After hearing both sides, the Tribunal held:

+  The Tribunal in Surya Roshini case - 2013-TIOL-424-CESTAT-DEL, has categorically discussed the meaning of exempted goods defined in Rule 2(d) of Cenvat Credit Rules and held that the goods supplied to the SEZ units/developers are neither chargeable to nil rate of duty nor the goods are exempted from payment of duty by any Exemption Notification issued under Rule 5A. The Principal Bench's above decision is squarely applicable to the facts of the present case.

+  Revenue contended that Section 26(1)(c) of the SEZ Act clearly exempts the goods supplied by the DTA to SEZ units/developers and this should be considered while construing the proviso to Notification No.67/95-CE. This proposition of the Revenue is not acceptable and the word used in the proviso to Notification No.67/95-CE is dutiable and exempted final products in relation to Cenvat Credit Rules, 2001. In the present case, the final product Cement is an excisable commodity falling under Chapter 25 of CETA which are dutiable. There is no exemption of excise duty on cement. Therefore, in view of the Tribunals Principal Bench decision of Surya Roshini case, the final product cement cleared to SEZ units/developers is not exempted goods under any notification issued under Rule 5A of the Central Excise Act.

+  Cement cleared to SEZ unit/developers are not exempted goods but cleared without payment of duty by following the procedures and conditions stipulated in both SEZ and Rule 19 of CER Rules and the clinkers used captively for manufacture of cement cleared to SEZ is covered under Notification 67/95 from exemption of excise duty.

+  The issue has already been clarified by the Board in Circular No.1001/8/2015.Cx.8, dated 28.04.2015 with regard to granting of rebate of duty on goods cleared from DTA to SEZ. This circular, summarizes the contents of all previous Boards circulars and considered various provisions of SEZ Act and SEZ Rules and categorically clarified that supply of goods from DTA to SEZ units/developers constitutes exports.

+  In view of the Boards circular, dated 28.04.2015 and as per objectives of the SEZ Act, it is held that the goods supplied to SEZ unit/developer constitute as export and no duty can be levied on the clinker used in the manufacture of cement as the finished goods are supplied to SEZ units/developers without payment of duty by following procedures of Rule 19 of Central Excise Rules and Rule 30 of SEZ Rules.
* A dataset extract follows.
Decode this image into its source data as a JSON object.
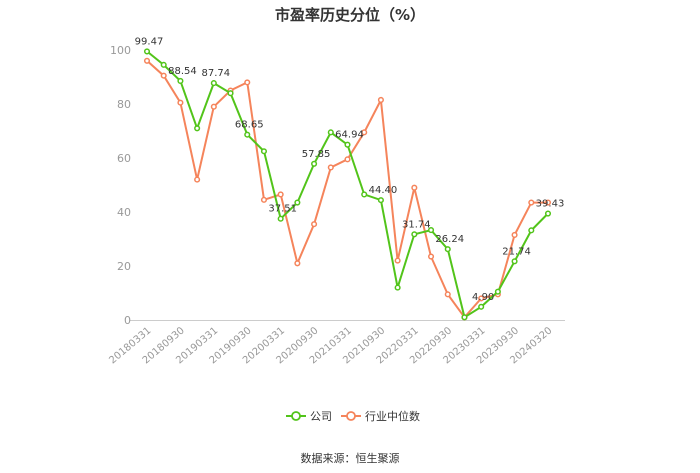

+  Cenvat Credit Rules, 2001 has been amended by Cenvat Credit Rules, 2002 and further amended by Cenvat Credit Rules, 2004. Merely for the reason that the Notification No.67/95referring to Cenvat Credit Rules, 2001 and not Cenvat Credit Rules, 2004 cannot be a valid reason to deny the exemption under clause (vi) of the proviso to the notification. Even if only 2001 Rules is applied, still the benefit under Clause (vi) of the proviso to the Notification cannot be denied as Rule 6(5) (ii) of the 2001 Rules covered supplies to SEZs. Hence the obligations under Rule 6 of the 2001 Rules would also stand discharged.

+  The Revenue contended that the clause (i) of proviso to Notification No. 67/95 provides exception only for clearance to FTZ and not for SEZ. It is contended that the very purpose of the non-inclusion of SEZ in Notification No.67/95 is to make it apply only to FTZ and not to SEZ. This view cannot be accepted for the reasons that during the relevant period under dispute there were no FTZ in operation and if the Revenues view is to be taken, no clearance would be made to FTZ after the enactment of SEZ Act with effect from 10.02.2006. Once the SEZ Act came into effect from 10.02.2006 all the units functioning as FTZ were declared as SEZ units. Notification No.4/2003-CE, dated 30.03.2003 was issued to convert various FTZs into SEZs.
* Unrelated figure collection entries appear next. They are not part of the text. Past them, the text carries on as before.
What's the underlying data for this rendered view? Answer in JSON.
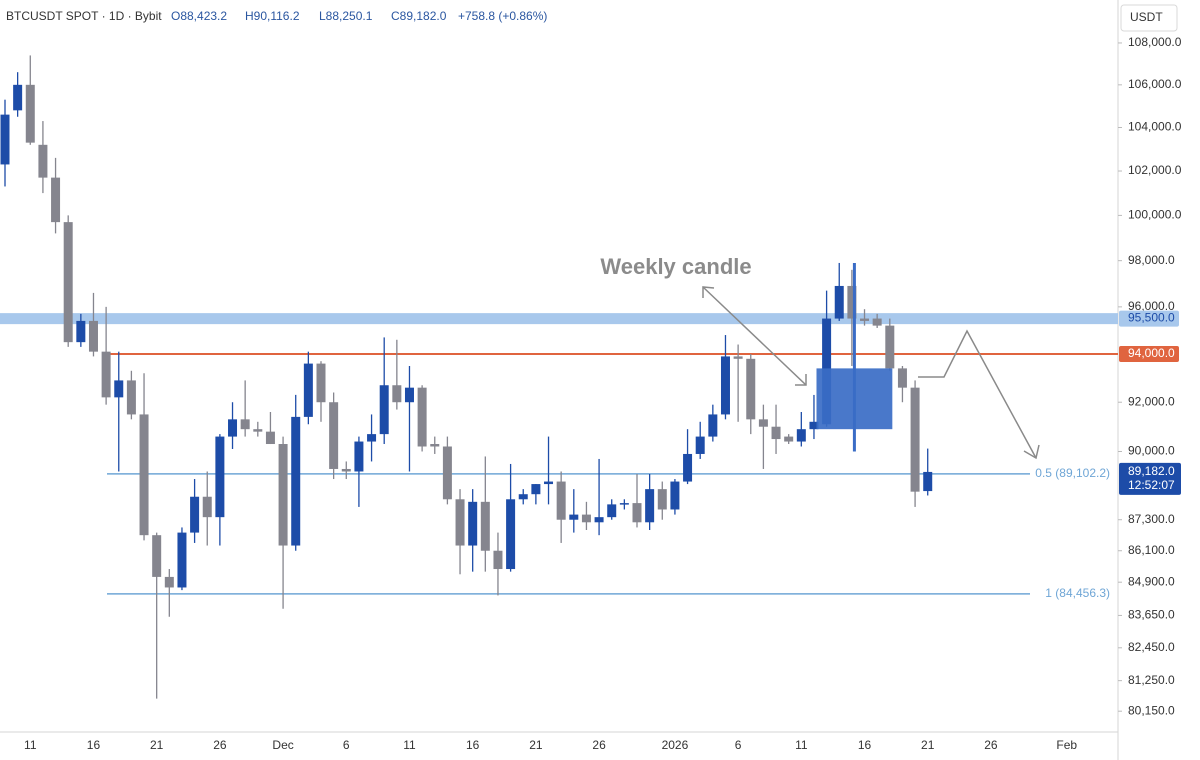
{
  "chart_data": {
    "type": "candlestick",
    "header": {
      "symbol": "BTCUSDT SPOT · 1D · Bybit",
      "open": "O88,423.2",
      "high": "H90,116.2",
      "low": "L88,250.1",
      "close": "C89,182.0",
      "change": "+758.8 (+0.86%)"
    },
    "currency": "USDT",
    "categories": [
      null,
      null,
      "11",
      null,
      null,
      null,
      null,
      "16",
      null,
      null,
      null,
      null,
      "21",
      null,
      null,
      null,
      null,
      "26",
      null,
      null,
      null,
      null,
      "Dec",
      null,
      null,
      null,
      null,
      "6",
      null,
      null,
      null,
      null,
      "11",
      null,
      null,
      null,
      null,
      "16",
      null,
      null,
      null,
      null,
      "21",
      null,
      null,
      null,
      null,
      "26",
      null,
      null,
      null,
      null,
      null,
      "2026",
      null,
      null,
      null,
      null,
      "6",
      null,
      null,
      null,
      null,
      "11",
      null,
      null,
      null,
      null,
      "16",
      null,
      null,
      null,
      null,
      "21",
      null,
      null,
      null,
      null,
      "26",
      null,
      null,
      null,
      null,
      null,
      "Feb"
    ],
    "open": [
      102300,
      104800,
      106000,
      103200,
      101700,
      99700,
      94500,
      95400,
      94100,
      92200,
      92900,
      91500,
      86700,
      85100,
      84700,
      86800,
      88200,
      87400,
      90600,
      91300,
      90900,
      90800,
      90300,
      86300,
      91400,
      93600,
      92000,
      89300,
      89200,
      90400,
      90700,
      92700,
      92000,
      92600,
      90300,
      90200,
      88100,
      86300,
      88000,
      86100,
      85400,
      88100,
      88300,
      88700,
      88800,
      87300,
      87500,
      87200,
      87400,
      87900,
      87950,
      87200,
      88500,
      87700,
      88800,
      89900,
      90600,
      91500,
      93900,
      93800,
      91300,
      91000,
      90600,
      90400,
      90900,
      91100,
      95500,
      96900,
      95500,
      95500,
      95200,
      93400,
      92600,
      88423.2,
      null,
      null,
      null,
      null,
      null,
      null,
      null,
      null,
      null,
      null,
      null
    ],
    "high": [
      105300,
      106600,
      107400,
      104300,
      102600,
      100000,
      95700,
      96600,
      96000,
      94100,
      93300,
      93200,
      86800,
      85400,
      87000,
      88900,
      89200,
      90700,
      92000,
      92900,
      91200,
      91600,
      90600,
      92300,
      94100,
      93700,
      92400,
      89600,
      90600,
      91500,
      94700,
      94600,
      93500,
      92700,
      90600,
      90600,
      88500,
      88500,
      89800,
      86800,
      89500,
      88500,
      88700,
      90600,
      89200,
      88500,
      88000,
      89700,
      88100,
      88100,
      89100,
      89100,
      88800,
      88900,
      90900,
      91200,
      91900,
      94800,
      94400,
      94000,
      91900,
      91900,
      90700,
      91600,
      92300,
      96700,
      97900,
      97600,
      95900,
      95700,
      95500,
      93500,
      92900,
      90116.2,
      null,
      null,
      null,
      null,
      null,
      null,
      null,
      null,
      null,
      null,
      null
    ],
    "low": [
      101300,
      104500,
      103200,
      101000,
      99200,
      94300,
      94300,
      93900,
      91900,
      89200,
      91300,
      86500,
      80600,
      83600,
      84600,
      86400,
      86300,
      86300,
      90100,
      90600,
      90600,
      90300,
      83900,
      86100,
      91100,
      91200,
      88900,
      88900,
      87800,
      89600,
      90300,
      91700,
      89200,
      90000,
      89900,
      87900,
      85200,
      85300,
      85300,
      84400,
      85300,
      87900,
      87900,
      87900,
      86400,
      86800,
      86900,
      86700,
      87300,
      87700,
      87000,
      86900,
      87300,
      87500,
      88700,
      89700,
      90400,
      91300,
      91200,
      90700,
      89300,
      89900,
      90300,
      90200,
      90500,
      91000,
      95400,
      93500,
      95200,
      95100,
      93300,
      92000,
      87800,
      88250.1,
      null,
      null,
      null,
      null,
      null,
      null,
      null,
      null,
      null,
      null,
      null
    ],
    "close": [
      104600,
      106000,
      103300,
      101700,
      99700,
      94500,
      95400,
      94100,
      92200,
      92900,
      91500,
      86700,
      85100,
      84700,
      86800,
      88200,
      87400,
      90600,
      91300,
      90900,
      90800,
      90300,
      86300,
      91400,
      93600,
      92000,
      89300,
      89200,
      90400,
      90700,
      92700,
      92000,
      92600,
      90200,
      90200,
      88100,
      86300,
      88000,
      86100,
      85400,
      88100,
      88300,
      88700,
      88800,
      87300,
      87500,
      87200,
      87400,
      87900,
      87950,
      87200,
      88500,
      87700,
      88800,
      89900,
      90600,
      91500,
      93900,
      93800,
      91300,
      91000,
      90500,
      90400,
      90900,
      91200,
      95500,
      96900,
      95500,
      95400,
      95200,
      93400,
      92600,
      88400,
      89182,
      null,
      null,
      null,
      null,
      null,
      null,
      null,
      null,
      null,
      null,
      null
    ],
    "up_color": "#1d4ca8",
    "down_color": "#85858e",
    "log_scale": true,
    "ylim": [
      79480,
      110090
    ],
    "yticks": [
      {
        "value": 108000,
        "label": "108,000.0"
      },
      {
        "value": 106000,
        "label": "106,000.0"
      },
      {
        "value": 104000,
        "label": "104,000.0"
      },
      {
        "value": 102000,
        "label": "102,000.0"
      },
      {
        "value": 100000,
        "label": "100,000.0"
      },
      {
        "value": 98000,
        "label": "98,000.0"
      },
      {
        "value": 96000,
        "label": "96,000.0"
      },
      {
        "value": 92000,
        "label": "92,000.0"
      },
      {
        "value": 90000,
        "label": "90,000.0"
      },
      {
        "value": 87300,
        "label": "87,300.0"
      },
      {
        "value": 86100,
        "label": "86,100.0"
      },
      {
        "value": 84900,
        "label": "84,900.0"
      },
      {
        "value": 83650,
        "label": "83,650.0"
      },
      {
        "value": 82450,
        "label": "82,450.0"
      },
      {
        "value": 81250,
        "label": "81,250.0"
      },
      {
        "value": 80150,
        "label": "80,150.0"
      }
    ],
    "levels": [
      {
        "value": 95500,
        "label": "95,500.0",
        "color": "#a8c8ec"
      },
      {
        "value": 94000,
        "label": "94,000.0",
        "color": "#e0643f"
      }
    ],
    "fib": [
      {
        "value": 89102.2,
        "label": "0.5 (89,102.2)"
      },
      {
        "value": 84456.3,
        "label": "1 (84,456.3)"
      }
    ],
    "fib_color": "#6fa6d6",
    "last_price": {
      "value": 89182,
      "label": "89,182.0",
      "countdown": "12:52:07"
    },
    "weekly_candle": {
      "label": "Weekly candle",
      "open": 90900,
      "high": 97900,
      "low": 90000,
      "close": 93400,
      "color": "#3a6cc6"
    }
  }
}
+  As per the Notes Explaining Clauses of the Finance Bill, 2007 clause 106, after enactment of SEZ Act FTZs have become redundant and hence it seeks to amend sub-section (1) of Section 3 of the Central Excise Act. By virtue of the above Act, the word FTZ was omitted and substituted with the word SEZ. Therefore, the Revenues plea that the goods supplied to SEZ is not covered under clause (i) of the Proviso to the notification is not acceptable.

Accordingly, the Tribunal allowed the appeals by the assessees and dismissed the appeals by the revenue.